I was awoken by a bang. My phone, alarm ringing, had vibrated itself off the bedside table and onto the hardwood floors of my hostel room. Disorientated, I quickly tried to figure out where I was and why. For some godawful reason, I’d set an alarm for 2:30am.
I spotted my hiking boots at the foot of the bed and remembered. I was in Cusco, an old Incan city in the heart of the Peruvian Andes, and today was the day I’d be summiting a rainbow.
Like the cliché, social media-obsessed millennial that I am, I first saw Rainbow Mountain on Instagram. A fellow traveller showed me a picture of her friend atop the colourful summit and my mind reacted accordingly: I want to go to there, I decided. Wherever this mystical place was, I needed to see it with my own eyes.
The girl in the photo recalled in that caption that it was one of the hardest Peruvian hikes she’d done (including the notoriously difficult Inca Trail). An oxygen tank was used. Not once, but twice.
But, still, I had to climb it.
Rainbow Mountain, or Vinicunca as it’s known to the locals, managed to stay a bit of a traveller’s secret until now. The trek was only recently opened to tourists (before that it was relatively undiscovered to anyone outside the region) and only a handful of companies offer guided day tours.

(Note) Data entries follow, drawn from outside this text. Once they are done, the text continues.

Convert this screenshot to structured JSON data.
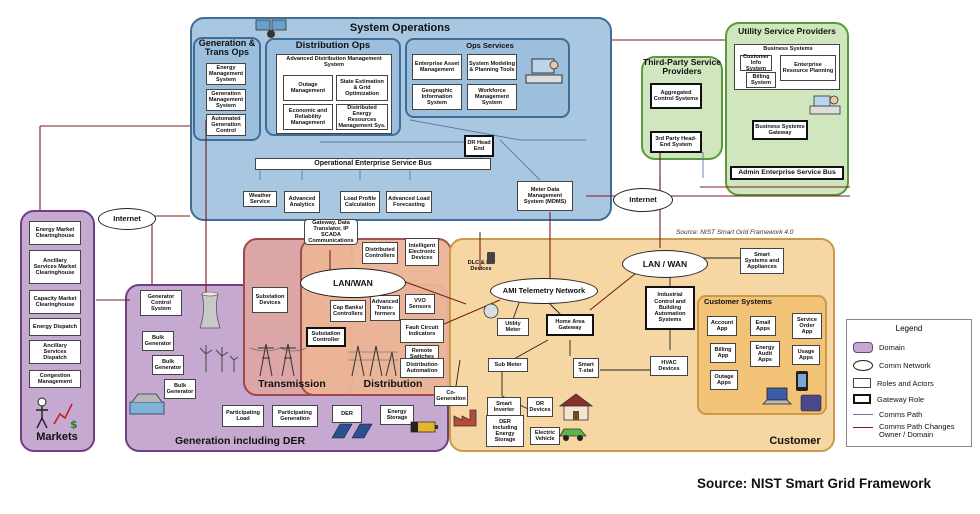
{
  "domains": {
    "system_operations": "System Operations",
    "gen_trans_ops": "Generation & Trans Ops",
    "distribution_ops": "Distribution Ops",
    "ops_services": "Ops Services",
    "third_party": "Third-Party Service Providers",
    "utility_service_providers": "Utility Service Providers",
    "markets": "Markets",
    "gen_der": "Generation including DER",
    "transmission": "Transmission",
    "distribution": "Distribution",
    "customer": "Customer",
    "customer_systems": "Customer Systems",
    "business_systems": "Business Systems"
  },
  "boxes": {
    "energy_mgmt": "Energy Management System",
    "gen_mgmt": "Generation Management System",
    "auto_gen": "Automated Generation Control",
    "adms": "Advanced Distribution Management System",
    "outage": "Outage Management",
    "state_est": "State Estimation & Grid Optimization",
    "econ": "Economic and Reliability Management",
    "der_mgmt": "Distributed Energy Resources Management Sys.",
    "eam": "Enterprise Asset Management",
    "sys_model": "System Modeling & Planning Tools",
    "gis": "Geographic Information System",
    "workforce": "Workforce Management System",
    "dr_head": "DR Head End",
    "oesb": "Operational Enterprise Service Bus",
    "weather": "Weather Service",
    "adv_analytics": "Advanced Analytics",
    "load_profile": "Load Profile Calculation",
    "adv_load_fc": "Advanced Load Forecasting",
    "mdms": "Meter Data Management System (MDMS)",
    "gateway_scada": "Gateway, Data Translator, IP SCADA Communications",
    "agg_control": "Aggregated Control Systems",
    "third_head": "3rd Party Head-End System",
    "customer_info": "Customer Info System",
    "billing_sys": "Billing System",
    "erp": "Enterprise Resource Planning",
    "bs_gateway": "Business Systems Gateway",
    "admin_esb": "Admin Enterprise Service Bus",
    "em_clearing": "Energy Market Clearinghouse",
    "anc_clearing": "Ancillary Services Market Clearinghouse",
    "cap_clearing": "Capacity Market Clearinghouse",
    "energy_dispatch": "Energy Dispatch",
    "anc_dispatch": "Ancillary Services Dispatch",
    "congestion": "Congestion Management",
    "gen_control": "Generator Control System",
    "bulk1": "Bulk Generator",
    "bulk2": "Bulk Generator",
    "bulk3": "Bulk Generator",
    "part_load": "Participating Load",
    "part_gen": "Participating Generation",
    "der": "DER",
    "energy_storage": "Energy Storage",
    "sub_devices": "Substation Devices",
    "sub_controller": "Substation Controller",
    "dist_controllers": "Distributed Controllers",
    "ied": "Intelligent Electronic Devices",
    "cap_banks": "Cap Banks/ Controllers",
    "adv_transformers": "Advanced Trans-formers",
    "vvo": "VVO Sensors",
    "fci": "Fault Circuit Indicators",
    "remote_sw": "Remote Switches",
    "dist_auto": "Distribution Automation",
    "cogen": "Co-Generation",
    "smart_inverter": "Smart Inverter",
    "der_storage": "DER including Energy Storage",
    "dr_devices": "DR Devices",
    "ev": "Electric Vehicle",
    "utility_meter": "Utility Meter",
    "han_gateway": "Home Area Gateway",
    "sub_meter": "Sub Meter",
    "smart_tstat": "Smart T-stat",
    "icbas": "Industrial Control and Building Automation Systems",
    "hvac": "HVAC Devices",
    "smart_appl": "Smart Systems and Appliances",
    "account_app": "Account App",
    "email_apps": "Email Apps",
    "service_order": "Service Order App",
    "billing_app": "Billing App",
    "energy_audit": "Energy Audit Apps",
    "usage_apps": "Usage Apps",
    "outage_apps": "Outage Apps",
    "dlc": "DLC & DR Devices"
  },
  "clouds": {
    "internet_left": "Internet",
    "internet_right": "Internet",
    "lan_wan_dist": "LAN/WAN",
    "lan_wan_cust": "LAN / WAN",
    "ami": "AMI Telemetry Network"
  },
  "legend": {
    "title": "Legend",
    "domain": "Domain",
    "comm_network": "Comm Network",
    "roles": "Roles and Actors",
    "gateway": "Gateway Role",
    "comms_path": "Comms Path",
    "comms_path_changes": "Comms Path Changes Owner / Domain"
  },
  "source_small": "Source: NIST Smart Grid Framework 4.0",
  "source_big": "Source: NIST Smart Grid Framework",
  "colors": {
    "ops_fill": "#a9c7e0",
    "ops_border": "#3f6d96",
    "purple_fill": "#c6a9d1",
    "purple_border": "#6f3f84",
    "green_fill": "#cfe6bf",
    "green_border": "#5a9a3a",
    "orange_fill": "#f6d6a2",
    "orange_border": "#c99a48",
    "red_fill": "#dca6a6",
    "red_border": "#9e4848",
    "distribution_fill": "#ecb597",
    "comms_red": "#7a1c1c",
    "comms_blue": "#5a78a8"
  }
}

The day began with a 3am pick-up. The start of the trek is located three hours from Cusco, so after a bumpy van ride to our breakfast spot and another short ride to the beginning of the trail, we were ready to hike.
The trail started in a relatively flat valley between the mountains. Aside from the llamas, alpacas and stray dogs scattered about (this is South America, after all), the landscape was relatively sparse.

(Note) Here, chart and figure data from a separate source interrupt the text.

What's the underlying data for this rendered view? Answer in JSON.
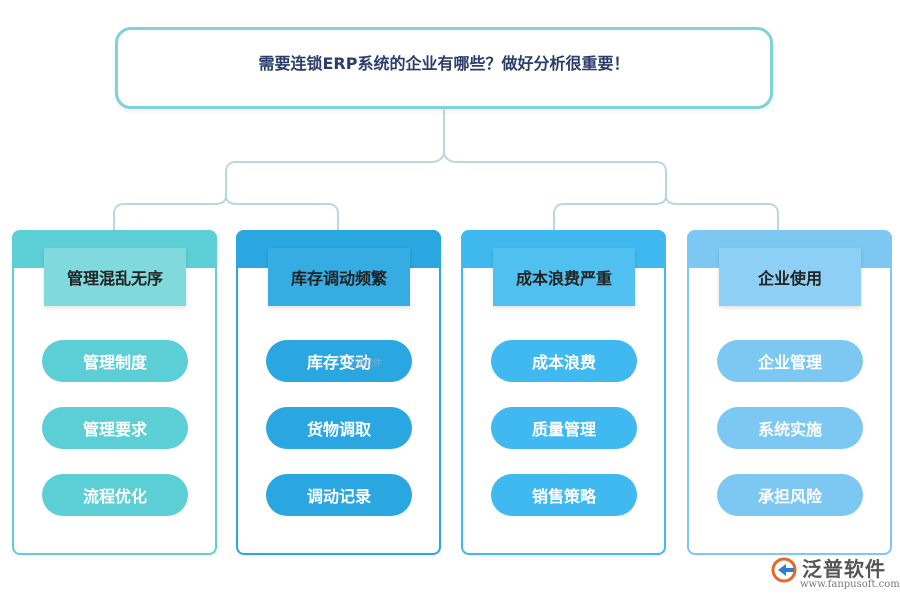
{
  "title": "需要连锁ERP系统的企业有哪些？做好分析很重要！",
  "colors": {
    "col1": "#5ccfd6",
    "col1_header": "#7fd9dd",
    "col2": "#2aa6e0",
    "col2_header": "#35ace2",
    "col3": "#3fb9ef",
    "col3_header": "#50c0f0",
    "col4": "#7cc8f3",
    "col4_header": "#8ed0f5",
    "connector": "#b9d7de"
  },
  "columns": [
    {
      "header": "管理混乱无序",
      "items": [
        "管理制度",
        "管理要求",
        "流程优化"
      ]
    },
    {
      "header": "库存调动频繁",
      "items": [
        "库存变动",
        "货物调取",
        "调动记录"
      ]
    },
    {
      "header": "成本浪费严重",
      "items": [
        "成本浪费",
        "质量管理",
        "销售策略"
      ]
    },
    {
      "header": "企业使用",
      "items": [
        "企业管理",
        "系统实施",
        "承担风险"
      ]
    }
  ],
  "watermark_inline": "泛普软件",
  "logo": {
    "name": "泛普软件",
    "url": "www.fanpusoft.com",
    "icon": "fanpu-logo-icon"
  }
}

There’s no sugarcoating it: the ascent to Rainbow Mountain was challenging. The reason for this is twofold: one, it’s a mountain, so by definition, you’re walking uphill the majority of the way. It’s one of those hikes where you think you see the end in the distance, only for another summit to appear as soon as you get there. This continues on for the three-or-so hours it takes to reach the actual top of the mountain.
Secondly, it’s the elevation. The summit of Vinicunca is 5200m above sea level. By comparison, Australia’s highest mountain, Mount Kosciuszko, is 2228m tall, and the world’s highest, Mount Everest, is at an elevation of 8848m. Altitude sickness is a real thing and it can affect anyone – young or old, fit or unfit – which means reaching the ascent can come with a side of headaches, dizziness, lack of breath, and a sense of exhaustion that makes even standing still a challenge.
While I wasn’t affected by the headaches or the dizziness (I chewed on coca leaves, a trick the ancient Incas used for centuries), the altitude did make the walk feel like one, long arduous journey with an indeterminate end.
But – and it’s a big “but” – I’d do it all over again just to catch a glimpse of that unbelievable view one more time. It’s a stunner.
The actual “rainbow” mountain sits to the left of the path, a mesmerising swirl of colours. Like China’s Zhangye Danxia mountains, the rainbow rocks are the result of mineral and sandstone deposited over millions of years. When the tectonic plates lifted the mountain range, the layer cake of coloured rocks rose from the depths of the earth.
With a splattering of deep reds, soft blues and electric yellows, the whole scene is surreal. It looks like it shouldn’t exist, but it does, and — after an agonising hike like this one — the sight of it can overwhelm even the most unsentimental hikers. (No kidding, I cried when I got to the top.)
At the summit, you can view the entire valley in all its gobsmacking glory. The skyline is like a hit list of natural wonders: there’s a mountain-top glacier in the distance, as well as a lagoon poking its emerald head out from over the peaks and valleys. I recommend taking a well-deserved rest and just taking it all in.
You can organise your Vinicunca day trip from any number of tour companies in Cusco (there’s a bunch surrounding the Plaza de Armas main square) and it shouldn’t cost more than about $30 (PEN80) for the entire day.